The earth has changed.

Yet contrary to what the science fiction writers foretold or the doomsday prophets predicted, things are actually better. No longer is there endless debate on gay marriage, gun control, abortion, racial bigotry, global warming and nuclear destruction.

Several decades ago life on this planet came to a crisis. I guess we just grew tired with being weary of ourselves. The expansion of technology, the insufferable debate of politics and the prejudice of race was finally confronted and exposed by a generation of young humans who yearned for intimacy instead of continually jockeying for supremacy.

Ineffective religion and abstract agnosticism, which had battled each other for the minds of our people, were both abandoned in favor of the fervor of faith: faith in a heavenly Father, faith in each other and faith in the power of love.

People left their computers and homes to spend time together. Theater reappeared.  Music was live and organic. Dinner became an experience of eating around a table at home with friends.

To our shock and amazement, we didn’t destroy the world. Instead, we eliminated alienation. We included one another at face value, and let God and nature work out the particulars. We began to laugh at funny things instead of mocking each other. We mourned loss instead of weeping tears over our own insufficiency.
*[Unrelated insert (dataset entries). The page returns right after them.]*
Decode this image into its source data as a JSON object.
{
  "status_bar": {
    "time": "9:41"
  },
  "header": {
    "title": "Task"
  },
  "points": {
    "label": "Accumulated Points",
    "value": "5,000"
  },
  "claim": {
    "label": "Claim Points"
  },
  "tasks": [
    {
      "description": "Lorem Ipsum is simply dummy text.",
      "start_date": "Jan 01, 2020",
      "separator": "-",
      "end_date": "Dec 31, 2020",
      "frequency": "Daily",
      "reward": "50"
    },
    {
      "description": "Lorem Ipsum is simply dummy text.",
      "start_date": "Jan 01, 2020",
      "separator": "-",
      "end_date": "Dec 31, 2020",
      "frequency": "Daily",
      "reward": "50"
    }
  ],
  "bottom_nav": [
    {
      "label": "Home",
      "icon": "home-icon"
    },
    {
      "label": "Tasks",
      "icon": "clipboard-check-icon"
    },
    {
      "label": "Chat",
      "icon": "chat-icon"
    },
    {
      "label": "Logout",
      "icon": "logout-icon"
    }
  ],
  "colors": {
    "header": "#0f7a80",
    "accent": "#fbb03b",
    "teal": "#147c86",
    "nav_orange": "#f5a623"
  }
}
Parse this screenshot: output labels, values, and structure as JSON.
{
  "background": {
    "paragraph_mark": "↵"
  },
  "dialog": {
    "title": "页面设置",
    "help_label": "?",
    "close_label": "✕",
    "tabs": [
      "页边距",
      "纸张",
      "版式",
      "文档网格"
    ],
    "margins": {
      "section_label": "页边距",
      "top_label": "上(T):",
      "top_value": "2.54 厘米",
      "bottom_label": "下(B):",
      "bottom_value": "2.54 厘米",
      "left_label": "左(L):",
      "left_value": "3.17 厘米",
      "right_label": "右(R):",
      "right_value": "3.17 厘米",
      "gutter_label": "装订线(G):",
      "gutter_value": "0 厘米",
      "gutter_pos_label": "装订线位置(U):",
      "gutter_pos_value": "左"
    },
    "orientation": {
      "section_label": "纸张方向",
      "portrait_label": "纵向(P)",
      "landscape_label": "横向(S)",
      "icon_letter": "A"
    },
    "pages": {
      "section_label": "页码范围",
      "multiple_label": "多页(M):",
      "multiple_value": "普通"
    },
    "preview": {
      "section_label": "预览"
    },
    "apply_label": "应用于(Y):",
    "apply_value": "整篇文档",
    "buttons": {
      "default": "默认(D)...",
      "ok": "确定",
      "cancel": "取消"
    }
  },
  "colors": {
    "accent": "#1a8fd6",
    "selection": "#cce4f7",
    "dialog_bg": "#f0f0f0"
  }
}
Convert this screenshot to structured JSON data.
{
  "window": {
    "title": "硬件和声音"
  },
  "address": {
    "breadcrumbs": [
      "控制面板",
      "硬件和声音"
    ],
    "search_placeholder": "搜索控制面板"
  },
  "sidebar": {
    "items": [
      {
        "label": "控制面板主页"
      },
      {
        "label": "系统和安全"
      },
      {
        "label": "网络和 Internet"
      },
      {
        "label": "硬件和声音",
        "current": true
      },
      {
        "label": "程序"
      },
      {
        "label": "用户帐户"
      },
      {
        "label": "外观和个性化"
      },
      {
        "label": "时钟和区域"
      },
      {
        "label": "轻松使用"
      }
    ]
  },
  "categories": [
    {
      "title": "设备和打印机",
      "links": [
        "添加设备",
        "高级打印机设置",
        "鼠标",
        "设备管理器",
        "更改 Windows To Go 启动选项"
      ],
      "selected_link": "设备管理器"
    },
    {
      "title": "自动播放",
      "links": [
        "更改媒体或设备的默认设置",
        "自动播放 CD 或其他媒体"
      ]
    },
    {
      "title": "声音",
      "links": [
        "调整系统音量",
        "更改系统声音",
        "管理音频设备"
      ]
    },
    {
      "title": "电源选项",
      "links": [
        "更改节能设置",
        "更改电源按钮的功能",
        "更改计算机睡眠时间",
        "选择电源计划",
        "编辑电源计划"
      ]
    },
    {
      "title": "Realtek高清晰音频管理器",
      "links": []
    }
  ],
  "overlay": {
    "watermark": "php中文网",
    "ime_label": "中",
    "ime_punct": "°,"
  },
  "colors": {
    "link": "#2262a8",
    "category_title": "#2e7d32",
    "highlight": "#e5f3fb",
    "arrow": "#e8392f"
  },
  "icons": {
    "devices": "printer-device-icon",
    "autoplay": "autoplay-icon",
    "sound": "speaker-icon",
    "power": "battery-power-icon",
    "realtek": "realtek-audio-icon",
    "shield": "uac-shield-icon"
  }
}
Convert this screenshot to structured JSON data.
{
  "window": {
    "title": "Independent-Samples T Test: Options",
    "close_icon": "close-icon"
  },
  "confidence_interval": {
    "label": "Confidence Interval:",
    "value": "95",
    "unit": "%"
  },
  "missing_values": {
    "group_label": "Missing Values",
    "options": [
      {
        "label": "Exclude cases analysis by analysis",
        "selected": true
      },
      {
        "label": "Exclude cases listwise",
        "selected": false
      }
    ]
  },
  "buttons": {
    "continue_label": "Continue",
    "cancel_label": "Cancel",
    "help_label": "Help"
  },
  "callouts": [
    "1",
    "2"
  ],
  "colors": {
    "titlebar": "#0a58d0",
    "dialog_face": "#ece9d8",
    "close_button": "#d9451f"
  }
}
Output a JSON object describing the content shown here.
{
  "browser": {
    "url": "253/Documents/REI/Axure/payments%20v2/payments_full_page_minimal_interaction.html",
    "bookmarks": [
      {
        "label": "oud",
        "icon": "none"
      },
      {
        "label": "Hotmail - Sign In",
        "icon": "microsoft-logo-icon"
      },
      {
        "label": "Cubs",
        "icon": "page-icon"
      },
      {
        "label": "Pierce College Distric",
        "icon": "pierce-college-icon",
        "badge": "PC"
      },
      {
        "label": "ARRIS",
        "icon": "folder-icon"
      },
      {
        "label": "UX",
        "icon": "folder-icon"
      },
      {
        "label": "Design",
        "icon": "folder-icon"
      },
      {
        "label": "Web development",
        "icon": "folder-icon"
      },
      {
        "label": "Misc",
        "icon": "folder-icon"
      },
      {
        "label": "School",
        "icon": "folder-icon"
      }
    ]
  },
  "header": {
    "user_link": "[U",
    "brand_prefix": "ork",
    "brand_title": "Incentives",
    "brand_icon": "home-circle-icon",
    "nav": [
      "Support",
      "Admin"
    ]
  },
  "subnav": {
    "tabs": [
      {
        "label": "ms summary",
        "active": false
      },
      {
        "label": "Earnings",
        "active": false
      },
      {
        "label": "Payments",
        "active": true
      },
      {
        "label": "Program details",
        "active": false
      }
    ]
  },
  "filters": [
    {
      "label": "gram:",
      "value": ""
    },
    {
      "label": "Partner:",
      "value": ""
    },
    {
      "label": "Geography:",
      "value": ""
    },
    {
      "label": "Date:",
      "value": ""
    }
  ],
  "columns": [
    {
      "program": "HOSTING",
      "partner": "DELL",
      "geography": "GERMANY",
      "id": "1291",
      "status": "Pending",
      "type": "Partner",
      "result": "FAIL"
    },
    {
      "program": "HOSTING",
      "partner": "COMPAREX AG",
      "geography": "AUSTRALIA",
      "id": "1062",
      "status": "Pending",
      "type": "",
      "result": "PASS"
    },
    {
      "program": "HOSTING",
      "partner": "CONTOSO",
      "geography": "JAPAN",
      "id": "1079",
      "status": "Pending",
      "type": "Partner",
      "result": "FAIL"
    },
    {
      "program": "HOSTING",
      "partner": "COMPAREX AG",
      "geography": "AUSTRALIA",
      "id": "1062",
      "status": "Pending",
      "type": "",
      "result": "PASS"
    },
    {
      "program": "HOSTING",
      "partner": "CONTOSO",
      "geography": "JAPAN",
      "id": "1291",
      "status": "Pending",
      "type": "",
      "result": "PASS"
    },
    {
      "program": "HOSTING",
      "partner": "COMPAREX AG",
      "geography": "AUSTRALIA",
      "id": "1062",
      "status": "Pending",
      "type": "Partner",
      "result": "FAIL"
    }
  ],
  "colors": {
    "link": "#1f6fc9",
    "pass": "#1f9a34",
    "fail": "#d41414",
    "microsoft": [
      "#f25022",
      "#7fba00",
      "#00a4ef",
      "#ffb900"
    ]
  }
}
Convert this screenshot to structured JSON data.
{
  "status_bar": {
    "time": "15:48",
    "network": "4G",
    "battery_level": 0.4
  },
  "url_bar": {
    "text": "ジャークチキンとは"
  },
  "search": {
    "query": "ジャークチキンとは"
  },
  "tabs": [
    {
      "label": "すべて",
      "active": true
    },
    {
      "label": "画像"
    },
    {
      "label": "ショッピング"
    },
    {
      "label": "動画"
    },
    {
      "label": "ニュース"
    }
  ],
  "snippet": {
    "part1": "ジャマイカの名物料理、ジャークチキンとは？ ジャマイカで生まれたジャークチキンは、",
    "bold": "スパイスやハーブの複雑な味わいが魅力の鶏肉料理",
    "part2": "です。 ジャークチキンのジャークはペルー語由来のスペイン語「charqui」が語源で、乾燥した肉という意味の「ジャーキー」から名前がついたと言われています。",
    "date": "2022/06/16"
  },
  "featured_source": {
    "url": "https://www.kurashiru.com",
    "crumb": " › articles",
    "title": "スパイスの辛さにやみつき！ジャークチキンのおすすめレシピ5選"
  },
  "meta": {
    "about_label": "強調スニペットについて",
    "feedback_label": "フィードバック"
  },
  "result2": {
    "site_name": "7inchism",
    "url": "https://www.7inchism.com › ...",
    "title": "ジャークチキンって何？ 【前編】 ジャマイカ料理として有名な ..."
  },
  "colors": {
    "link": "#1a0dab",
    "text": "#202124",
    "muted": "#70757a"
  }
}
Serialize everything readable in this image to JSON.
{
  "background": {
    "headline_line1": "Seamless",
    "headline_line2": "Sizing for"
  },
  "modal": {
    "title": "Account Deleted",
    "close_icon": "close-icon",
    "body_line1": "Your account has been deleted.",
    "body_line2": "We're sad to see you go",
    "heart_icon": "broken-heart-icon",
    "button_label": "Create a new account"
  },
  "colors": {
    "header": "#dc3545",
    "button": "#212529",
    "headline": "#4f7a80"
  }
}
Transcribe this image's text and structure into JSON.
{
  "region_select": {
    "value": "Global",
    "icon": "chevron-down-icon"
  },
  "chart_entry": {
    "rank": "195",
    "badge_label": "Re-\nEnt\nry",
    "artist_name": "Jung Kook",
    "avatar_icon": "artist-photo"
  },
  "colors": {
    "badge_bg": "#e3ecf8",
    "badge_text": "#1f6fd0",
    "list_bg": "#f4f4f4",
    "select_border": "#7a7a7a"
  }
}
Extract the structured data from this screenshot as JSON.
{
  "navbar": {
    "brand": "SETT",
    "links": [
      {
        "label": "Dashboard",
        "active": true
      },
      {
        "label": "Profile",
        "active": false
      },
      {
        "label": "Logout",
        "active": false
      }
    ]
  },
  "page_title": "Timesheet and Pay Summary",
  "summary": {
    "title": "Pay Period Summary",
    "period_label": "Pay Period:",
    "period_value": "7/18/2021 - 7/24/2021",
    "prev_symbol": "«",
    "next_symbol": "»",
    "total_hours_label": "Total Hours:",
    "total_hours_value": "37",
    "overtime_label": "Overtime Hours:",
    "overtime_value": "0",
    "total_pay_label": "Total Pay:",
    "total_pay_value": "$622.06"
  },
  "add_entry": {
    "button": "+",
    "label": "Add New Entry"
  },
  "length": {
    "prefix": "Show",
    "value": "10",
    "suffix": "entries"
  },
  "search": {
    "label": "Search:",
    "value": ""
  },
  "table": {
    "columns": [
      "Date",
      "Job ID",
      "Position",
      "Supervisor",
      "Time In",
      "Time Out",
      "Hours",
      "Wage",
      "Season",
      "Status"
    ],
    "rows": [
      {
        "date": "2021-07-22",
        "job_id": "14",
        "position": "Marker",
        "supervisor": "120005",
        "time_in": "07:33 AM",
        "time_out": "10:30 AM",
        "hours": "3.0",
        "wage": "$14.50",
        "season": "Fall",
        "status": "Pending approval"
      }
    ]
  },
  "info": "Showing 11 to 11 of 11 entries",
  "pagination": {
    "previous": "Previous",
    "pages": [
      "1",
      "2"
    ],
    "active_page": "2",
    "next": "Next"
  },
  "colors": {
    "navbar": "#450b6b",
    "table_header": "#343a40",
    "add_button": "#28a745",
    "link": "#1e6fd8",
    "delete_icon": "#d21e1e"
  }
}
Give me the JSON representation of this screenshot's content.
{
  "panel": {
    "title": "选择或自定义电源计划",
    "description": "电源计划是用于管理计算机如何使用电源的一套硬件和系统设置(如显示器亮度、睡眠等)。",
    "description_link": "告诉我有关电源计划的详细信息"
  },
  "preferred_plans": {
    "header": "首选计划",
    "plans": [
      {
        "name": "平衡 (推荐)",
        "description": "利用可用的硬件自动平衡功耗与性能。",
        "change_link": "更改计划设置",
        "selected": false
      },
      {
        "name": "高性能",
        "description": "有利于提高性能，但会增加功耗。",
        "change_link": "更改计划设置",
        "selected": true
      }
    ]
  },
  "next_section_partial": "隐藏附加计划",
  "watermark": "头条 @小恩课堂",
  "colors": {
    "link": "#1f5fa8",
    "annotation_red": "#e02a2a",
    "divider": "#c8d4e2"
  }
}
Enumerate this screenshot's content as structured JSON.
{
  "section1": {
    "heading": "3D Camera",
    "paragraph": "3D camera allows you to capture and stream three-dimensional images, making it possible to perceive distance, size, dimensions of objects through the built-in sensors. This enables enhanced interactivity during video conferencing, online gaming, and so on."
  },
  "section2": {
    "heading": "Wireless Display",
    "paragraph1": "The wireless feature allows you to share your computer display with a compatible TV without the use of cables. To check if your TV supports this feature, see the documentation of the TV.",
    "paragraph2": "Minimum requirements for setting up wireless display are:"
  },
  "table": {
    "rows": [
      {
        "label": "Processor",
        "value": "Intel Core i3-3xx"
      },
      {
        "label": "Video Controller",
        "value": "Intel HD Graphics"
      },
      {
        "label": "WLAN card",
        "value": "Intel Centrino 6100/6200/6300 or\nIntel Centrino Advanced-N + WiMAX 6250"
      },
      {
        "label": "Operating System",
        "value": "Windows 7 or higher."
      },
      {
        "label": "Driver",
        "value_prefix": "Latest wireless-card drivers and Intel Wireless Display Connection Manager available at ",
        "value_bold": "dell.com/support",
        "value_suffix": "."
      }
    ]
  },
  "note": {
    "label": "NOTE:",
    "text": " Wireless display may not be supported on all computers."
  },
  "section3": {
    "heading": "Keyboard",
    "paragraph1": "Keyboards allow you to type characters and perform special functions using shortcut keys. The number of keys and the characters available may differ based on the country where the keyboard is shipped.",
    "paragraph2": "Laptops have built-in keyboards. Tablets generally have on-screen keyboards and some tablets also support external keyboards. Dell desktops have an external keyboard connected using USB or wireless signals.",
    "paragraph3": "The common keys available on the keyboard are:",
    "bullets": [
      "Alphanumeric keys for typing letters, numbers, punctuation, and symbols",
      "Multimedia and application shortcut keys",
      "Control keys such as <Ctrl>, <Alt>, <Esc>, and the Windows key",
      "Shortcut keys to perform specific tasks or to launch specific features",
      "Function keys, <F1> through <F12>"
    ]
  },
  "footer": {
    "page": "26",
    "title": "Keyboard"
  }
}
We grew into an understanding of the brotherhood and sisterhood of humankind rather than maintaining a mere allegiance to those possessing our DNA.

I did not live to see it.

But my twenty-five-year-old great-grandson still reads my work, because to his delight, fifty years earlier, I believed in the impossible. I shared the vision of a world that pulled up short of Armageddon, and rather than welcoming Christ to the earth in a blood bath between good and evil, we instead invited Jesus to come, sit and enlighten us.

So even though I am gone, the simple words that I penned live on. The dreams thrive in an era when thoughts, considerations and phrases are allowed … to bring hope again.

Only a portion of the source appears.